Here is actor Tony Curtis, who died this week at 85, with his then-wife, Janet Leigh, and our friend Barbara Rush. The three starred together in a crazy 1954 guilty pleasure called “The Black Shield of Falworth” that takes place in the 1400s. Tony and Barbara play a brother and sister who are living as peasants but are secretly of royal blood. Both of them fall in love with unsuitable partners and high drama ensues. Today the film is mostly forgotten except for its three claims to fame: it was Universal’s first film in widescreen Cinemascope, it was the first of six films to feature the happy newlyweds, Tony Curtis and Janet Leigh, and it supposedly provided the line that was used to make fun of Tony Curtis’s Bronx accent and acting ability for years to come: “Yonda lies da castle of my faddah!”
But there will be no making fun of Curtis’s acting chops here, and not just out of respect for his passing. I thought Tony Curtis was a brilliant actor (with the right material) and classed up every film he was in. I am especially grateful that I got to meet him last April at the Turner Classic Movie Festival that I was “covering” for General Motors. I actually walked the red carpet with Curtis on opening night. Here’s the photo I took of him. He was all over the festival, attending screenings and introducing two of his best films, “The Sweet Smell of Success” and “Some Like It Hot.” I must have seen the latter film several dozen times and yet I was still transfixed by Curtis’s brilliance in the triple role of Joe, Josephine, and the Shell Oil magnate. While the wonderful Jack Lemmon looked like a bad female impersonator as the lovable Daphne, Tony Curtis had such pretty movie star features back in the 50s that his Josephine was actually a knock-out!
Before the film last April, he told many funny stories about the making of “Some Like It Hot,” including his costume fittings with famed designer Orry-Kelly. The designer measured Curtis and Lemmon first and then Marilyn Monroe walked into the session, wearing only panties and a barely-buttoned white blouse. As Curtis remembered this image, he practically started hyperventilating. When Orry-Kelly was measuring Monroe and got to her bottom, he cracked, “Tony Curtis has a better ass than you, Marilyn.” Monroe then opened up her shirt and said, “Maybe, but he doesn’t have these.”
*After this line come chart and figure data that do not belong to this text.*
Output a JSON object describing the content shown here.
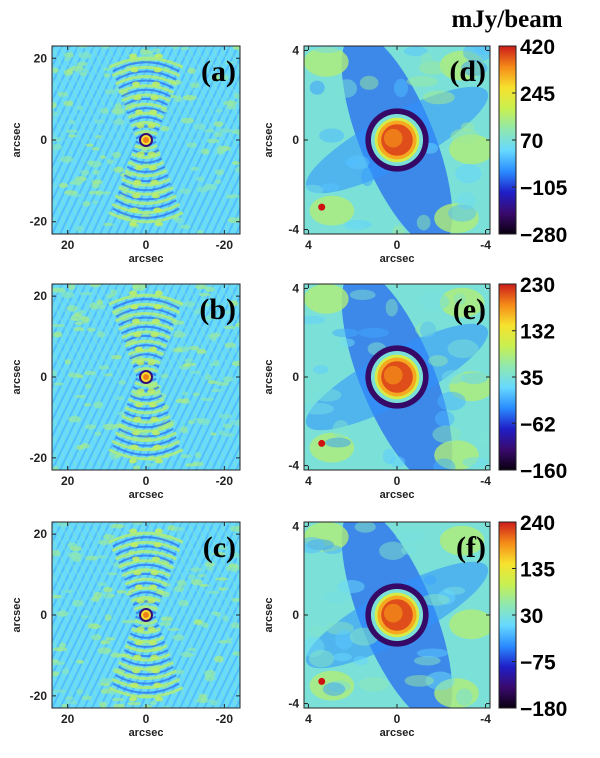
{
  "chart_data": {
    "type": "heatmap",
    "colorbar_unit": "mJy/beam",
    "colormap": [
      "#0a0010",
      "#3a0a6e",
      "#1f1fc8",
      "#2a8cff",
      "#66d9ff",
      "#8fe8b0",
      "#c8f050",
      "#f7e22e",
      "#f58a18",
      "#cc1b1b"
    ],
    "panels": [
      {
        "label": "(a)",
        "xlabel": "arcsec",
        "ylabel": "arcsec",
        "xlim": [
          24,
          -24
        ],
        "ylim": [
          -23,
          23
        ],
        "xticks": [
          20,
          0,
          -20
        ],
        "yticks": [
          20,
          0,
          -20
        ],
        "pattern": "wide-field: central bright source with symmetric arc-shaped sidelobes along the vertical axis",
        "source": [
          0,
          0
        ]
      },
      {
        "label": "(d)",
        "xlabel": "arcsec",
        "ylabel": "arcsec",
        "xlim": [
          4.2,
          -4.2
        ],
        "ylim": [
          -4.2,
          4.2
        ],
        "xticks": [
          4,
          0,
          -4
        ],
        "yticks": [
          4,
          0,
          -4
        ],
        "colorbar_ticks": [
          420,
          245,
          70,
          -105,
          -280
        ],
        "colorbar_range": [
          -280,
          420
        ],
        "pattern": "zoom: ring-like bright source at center, beam marker lower left",
        "beam_marker": [
          3.4,
          -3
        ]
      },
      {
        "label": "(b)",
        "xlabel": "arcsec",
        "ylabel": "arcsec",
        "xlim": [
          24,
          -24
        ],
        "ylim": [
          -23,
          23
        ],
        "xticks": [
          20,
          0,
          -20
        ],
        "yticks": [
          20,
          0,
          -20
        ],
        "pattern": "wide-field: central bright source with arc-shaped sidelobes",
        "source": [
          0,
          0
        ]
      },
      {
        "label": "(e)",
        "xlabel": "arcsec",
        "ylabel": "arcsec",
        "xlim": [
          4.2,
          -4.2
        ],
        "ylim": [
          -4.2,
          4.2
        ],
        "xticks": [
          4,
          0,
          -4
        ],
        "yticks": [
          4,
          0,
          -4
        ],
        "colorbar_ticks": [
          230,
          132,
          35,
          -62,
          -160
        ],
        "colorbar_range": [
          -160,
          230
        ],
        "pattern": "zoom: ring-like bright source at center, beam marker lower left",
        "beam_marker": [
          3.4,
          -3
        ]
      },
      {
        "label": "(c)",
        "xlabel": "arcsec",
        "ylabel": "arcsec",
        "xlim": [
          24,
          -24
        ],
        "ylim": [
          -23,
          23
        ],
        "xticks": [
          20,
          0,
          -20
        ],
        "yticks": [
          20,
          0,
          -20
        ],
        "pattern": "wide-field: central bright source with arc-shaped sidelobes",
        "source": [
          0,
          0
        ]
      },
      {
        "label": "(f)",
        "xlabel": "arcsec",
        "ylabel": "arcsec",
        "xlim": [
          4.2,
          -4.2
        ],
        "ylim": [
          -4.2,
          4.2
        ],
        "xticks": [
          4,
          0,
          -4
        ],
        "yticks": [
          4,
          0,
          -4
        ],
        "colorbar_ticks": [
          240,
          135,
          30,
          -75,
          -180
        ],
        "colorbar_range": [
          -180,
          240
        ],
        "pattern": "zoom: ring-like bright source at center, beam marker lower left",
        "beam_marker": [
          3.4,
          -3
        ]
      }
    ]
  }
}
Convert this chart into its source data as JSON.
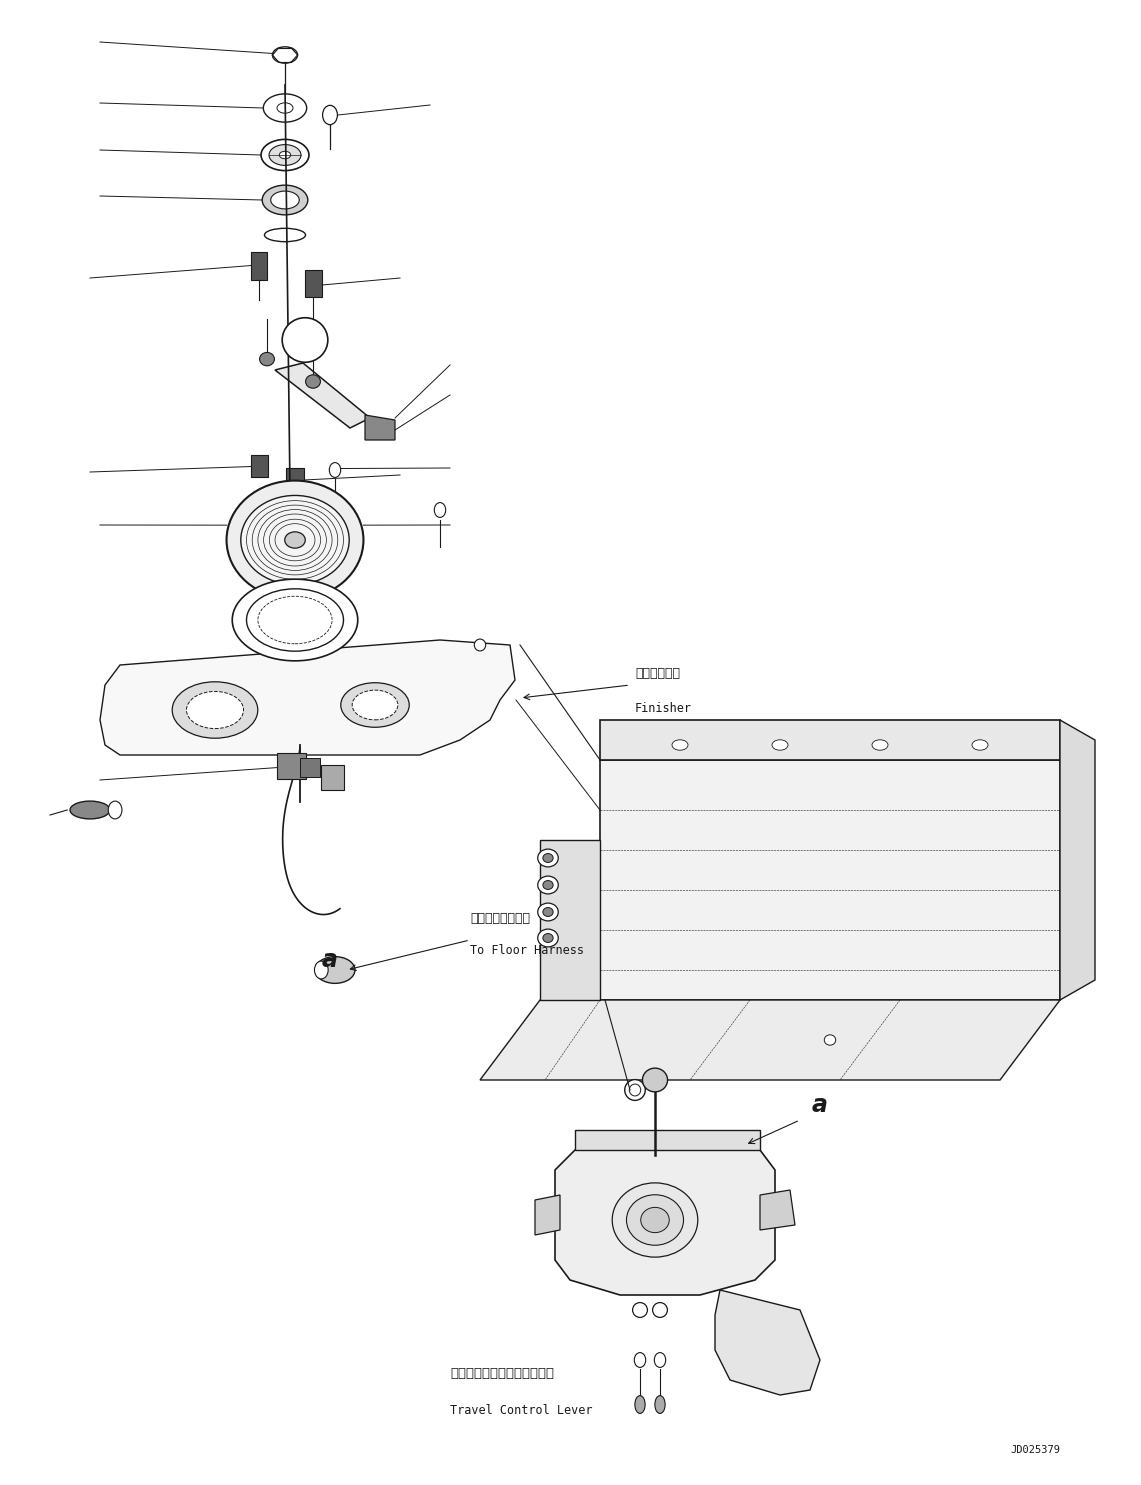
{
  "bg_color": "#ffffff",
  "line_color": "#1a1a1a",
  "watermark": "JD025379",
  "figsize": [
    11.41,
    14.85
  ],
  "dpi": 100,
  "labels": {
    "finisher_jp": "フィニッシャ",
    "finisher_en": "Finisher",
    "harness_jp": "フロアハーネスへ",
    "harness_en": "To Floor Harness",
    "lever_jp": "トラベルコントロールレバー",
    "lever_en": "Travel Control Lever",
    "a1": "a",
    "a2": "a"
  }
}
Curtis was full of ribald stories that night, and, at 84, was still hitting on anything that moved, even though his sixth wife was at his side. He talked about shooting the kissing scene with Marilyn on the yacht. Things got so hot and heavy that Marilyn asked him if he had an erection. “No, honey,” he replied, “but I can get one for you if you like.” The two had an affair ten years earlier when both were just starting out and it wasn’t so hard to pick up where they left off. Like his contemporary Eddie Fisher, who died just a few weeks ago, Curtis was a major womanizer. Both married America's sweethearts (Janet Leigh and Debbie Reynolds) and both had talented, intelligent daughters (Jamie Lee Curtis and Carrie Fisher) from whom they were sometimes estranged (but not at the end, happily).
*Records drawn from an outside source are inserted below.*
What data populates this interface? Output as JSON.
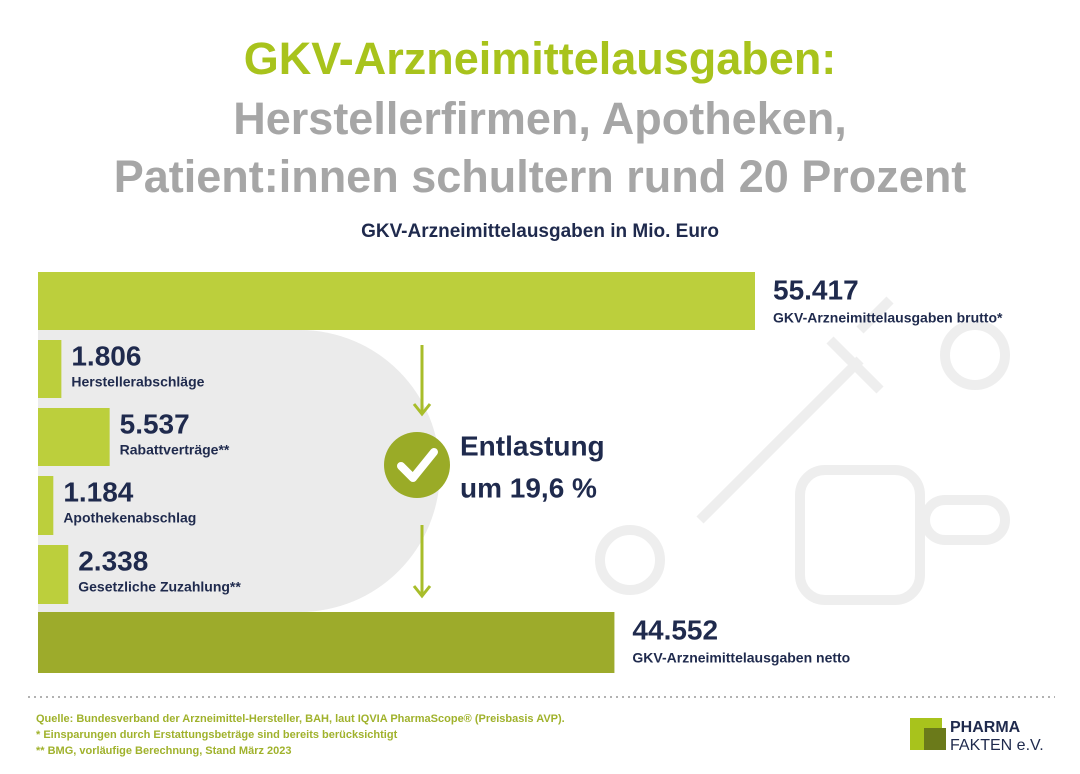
{
  "chart_data": {
    "type": "bar",
    "orientation": "horizontal",
    "title": [
      "GKV-Arzneimittelausgaben:",
      "Herstellerfirmen, Apotheken,",
      "Patient:innen schultern rund 20 Prozent"
    ],
    "subtitle": "GKV-Arzneimittelausgaben in Mio. Euro",
    "categories": [
      "GKV-Arzneimittelausgaben brutto*",
      "Herstellerabschläge",
      "Rabattverträge**",
      "Apothekenabschlag",
      "Gesetzliche Zuzahlung**",
      "GKV-Arzneimittelausgaben netto"
    ],
    "values": [
      55417,
      1806,
      5537,
      1184,
      2338,
      44552
    ],
    "value_labels": [
      "55.417",
      "1.806",
      "5.537",
      "1.184",
      "2.338",
      "44.552"
    ],
    "colors": [
      "#bccf3c",
      "#bccf3c",
      "#bccf3c",
      "#bccf3c",
      "#bccf3c",
      "#9dab2b"
    ],
    "annotation": [
      "Entlastung",
      "um 19,6 %"
    ],
    "source": [
      "Quelle: Bundesverband der Arzneimittel-Hersteller, BAH, laut IQVIA PharmaScope® (Preisbasis AVP).",
      "* Einsparungen durch Erstattungsbeträge sind bereits berücksichtigt",
      "** BMG, vorläufige Berechnung, Stand März 2023"
    ],
    "logo": [
      "PHARMA",
      "FAKTEN e.V."
    ]
  }
}
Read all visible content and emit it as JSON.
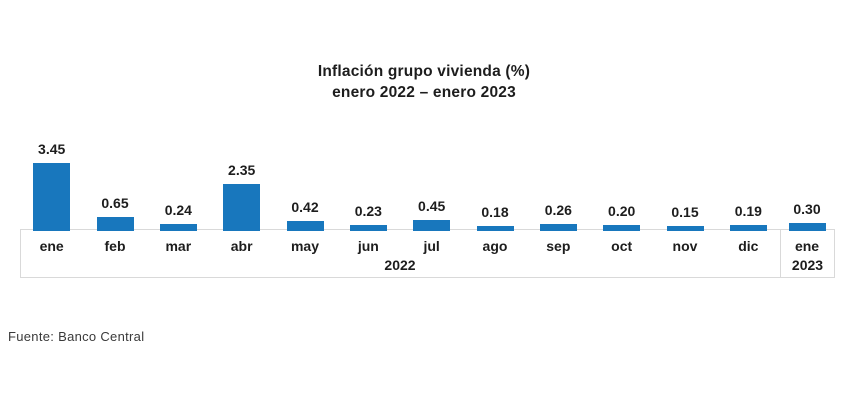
{
  "title": {
    "line1": "Inflación grupo vivienda (%)",
    "line2": "enero 2022 – enero 2023"
  },
  "source": "Fuente: Banco Central",
  "colors": {
    "bar": "#1877BD",
    "axis_border": "#D9D9D9",
    "text": "#1D1D1D",
    "source_text": "#3A3A3A"
  },
  "chart_data": {
    "type": "bar",
    "title": "Inflación grupo vivienda (%)",
    "subtitle": "enero 2022 – enero 2023",
    "categories": [
      "ene",
      "feb",
      "mar",
      "abr",
      "may",
      "jun",
      "jul",
      "ago",
      "sep",
      "oct",
      "nov",
      "dic",
      "ene"
    ],
    "group_labels": [
      "2022",
      "2023"
    ],
    "group_membership": [
      12,
      1
    ],
    "values": [
      3.45,
      0.65,
      0.24,
      2.35,
      0.42,
      0.23,
      0.45,
      0.18,
      0.26,
      0.2,
      0.15,
      0.19,
      0.3
    ],
    "value_labels": [
      "3.45",
      "0.65",
      "0.24",
      "2.35",
      "0.42",
      "0.23",
      "0.45",
      "0.18",
      "0.26",
      "0.20",
      "0.15",
      "0.19",
      "0.30"
    ],
    "xlabel": "",
    "ylabel": "",
    "ylim": [
      0,
      3.6
    ],
    "grid": false,
    "legend": false,
    "value_labels_position": "above-bars",
    "axis_band": "boxed"
  }
}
Tony Curtis left an amazing body of work. I was talking to my brother earlier and we both admitted that as kids our favorite was his portrayal of the flamboyant “Houdini.” And, or course, the actor was immortalized as Stony Curtis on what is probably my favorite episode of “The Flintstones.” My friend Helena, who is a member of the Academy, had been trying to get that group to host a reunion screening of “The Vikings,” the film that cast two Jews as its Viking leads, Bernie Schwartz (Tony Curtis) and Issur Demsky (Kirk Douglas)! I also enjoyed Curtis in "The Defiant Ones" (for which he was nominated for an Academy Award and fought to get Sydney Poitier proper screen credit), "Operation Petticoat," "Spartacus" (oy, that scene when Curtis is bathing his master Laurence Olivier!), "The Great Impostor," "Sex and the Single Girl," and many others.
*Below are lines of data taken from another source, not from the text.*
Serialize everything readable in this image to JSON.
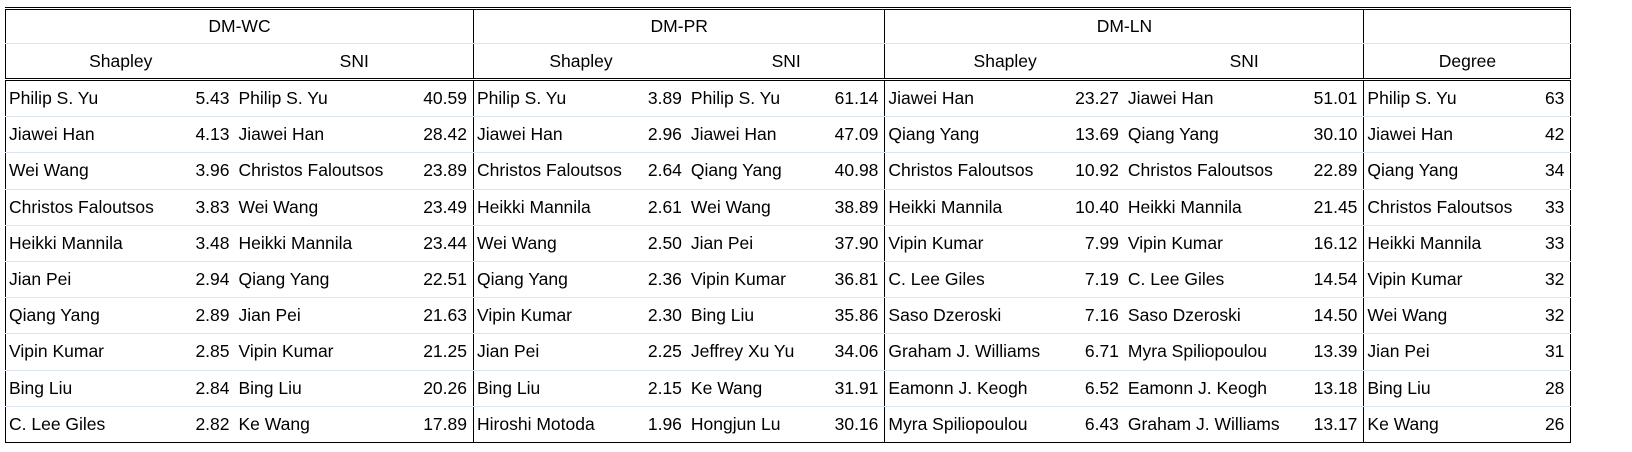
{
  "groups": [
    {
      "title": "DM-WC",
      "sub": [
        "Shapley",
        "SNI"
      ],
      "rows": [
        [
          "Philip S. Yu",
          "5.43",
          "Philip S. Yu",
          "40.59"
        ],
        [
          "Jiawei Han",
          "4.13",
          "Jiawei Han",
          "28.42"
        ],
        [
          "Wei Wang",
          "3.96",
          "Christos Faloutsos",
          "23.89"
        ],
        [
          "Christos Faloutsos",
          "3.83",
          "Wei Wang",
          "23.49"
        ],
        [
          "Heikki Mannila",
          "3.48",
          "Heikki Mannila",
          "23.44"
        ],
        [
          "Jian Pei",
          "2.94",
          "Qiang Yang",
          "22.51"
        ],
        [
          "Qiang Yang",
          "2.89",
          "Jian Pei",
          "21.63"
        ],
        [
          "Vipin Kumar",
          "2.85",
          "Vipin Kumar",
          "21.25"
        ],
        [
          "Bing Liu",
          "2.84",
          "Bing Liu",
          "20.26"
        ],
        [
          "C. Lee Giles",
          "2.82",
          "Ke Wang",
          "17.89"
        ]
      ]
    },
    {
      "title": "DM-PR",
      "sub": [
        "Shapley",
        "SNI"
      ],
      "rows": [
        [
          "Philip S. Yu",
          "3.89",
          "Philip S. Yu",
          "61.14"
        ],
        [
          "Jiawei Han",
          "2.96",
          "Jiawei Han",
          "47.09"
        ],
        [
          "Christos Faloutsos",
          "2.64",
          "Qiang Yang",
          "40.98"
        ],
        [
          "Heikki Mannila",
          "2.61",
          "Wei Wang",
          "38.89"
        ],
        [
          "Wei Wang",
          "2.50",
          "Jian Pei",
          "37.90"
        ],
        [
          "Qiang Yang",
          "2.36",
          "Vipin Kumar",
          "36.81"
        ],
        [
          "Vipin Kumar",
          "2.30",
          "Bing Liu",
          "35.86"
        ],
        [
          "Jian Pei",
          "2.25",
          "Jeffrey Xu Yu",
          "34.06"
        ],
        [
          "Bing Liu",
          "2.15",
          "Ke Wang",
          "31.91"
        ],
        [
          "Hiroshi Motoda",
          "1.96",
          "Hongjun Lu",
          "30.16"
        ]
      ]
    },
    {
      "title": "DM-LN",
      "sub": [
        "Shapley",
        "SNI"
      ],
      "rows": [
        [
          "Jiawei Han",
          "23.27",
          "Jiawei Han",
          "51.01"
        ],
        [
          "Qiang Yang",
          "13.69",
          "Qiang Yang",
          "30.10"
        ],
        [
          "Christos Faloutsos",
          "10.92",
          "Christos Faloutsos",
          "22.89"
        ],
        [
          "Heikki Mannila",
          "10.40",
          "Heikki Mannila",
          "21.45"
        ],
        [
          "Vipin Kumar",
          "7.99",
          "Vipin Kumar",
          "16.12"
        ],
        [
          "C. Lee Giles",
          "7.19",
          "C. Lee Giles",
          "14.54"
        ],
        [
          "Saso Dzeroski",
          "7.16",
          "Saso Dzeroski",
          "14.50"
        ],
        [
          "Graham J. Williams",
          "6.71",
          "Myra Spiliopoulou",
          "13.39"
        ],
        [
          "Eamonn J. Keogh",
          "6.52",
          "Eamonn J. Keogh",
          "13.18"
        ],
        [
          "Myra Spiliopoulou",
          "6.43",
          "Graham J. Williams",
          "13.17"
        ]
      ]
    }
  ],
  "degree": {
    "title": "",
    "sub": "Degree",
    "rows": [
      [
        "Philip S. Yu",
        "63"
      ],
      [
        "Jiawei Han",
        "42"
      ],
      [
        "Qiang Yang",
        "34"
      ],
      [
        "Christos Faloutsos",
        "33"
      ],
      [
        "Heikki Mannila",
        "33"
      ],
      [
        "Vipin Kumar",
        "32"
      ],
      [
        "Wei Wang",
        "32"
      ],
      [
        "Jian Pei",
        "31"
      ],
      [
        "Bing Liu",
        "28"
      ],
      [
        "Ke Wang",
        "26"
      ]
    ]
  }
}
Ironically, at the very moment Tony Curtis was leaving this mortal coil, we were with Barbara Rush who was being honored at the American Cinematheque in Santa Monica. They showed two of her films and she spoke in a delightful Q&A between the films. Barbara talked about her many co-stars, from Curtis to Paul Newman, Marlon Brando, James Mason, Frank Sinatra, and many others. She was good friends with Tony and Janet Leigh back in the day, and although she didn’t yet know about Curtis’s passing, remarked about how hard it is to lose so many friends at her age. (The audience gasped when Barbara said she was about to turn 84—she looks decades younger than that.)
Barbara introduced my mother-in-law Betsy in the audience. She starred in the successful play version of Betsy’s novel, “A Woman of Independent Means” and toured with it for years, and she also had a great run with Kendall’s dad’s play “Father’s Day.” If you promise not to call DCFS, I’ll tell you that Charlie enjoyed his first double feature (until midnight!), but why wouldn’t he—Barbara Rush is his favorite actress! Now I can’t wait to introduce him to the films of Tony Curtis!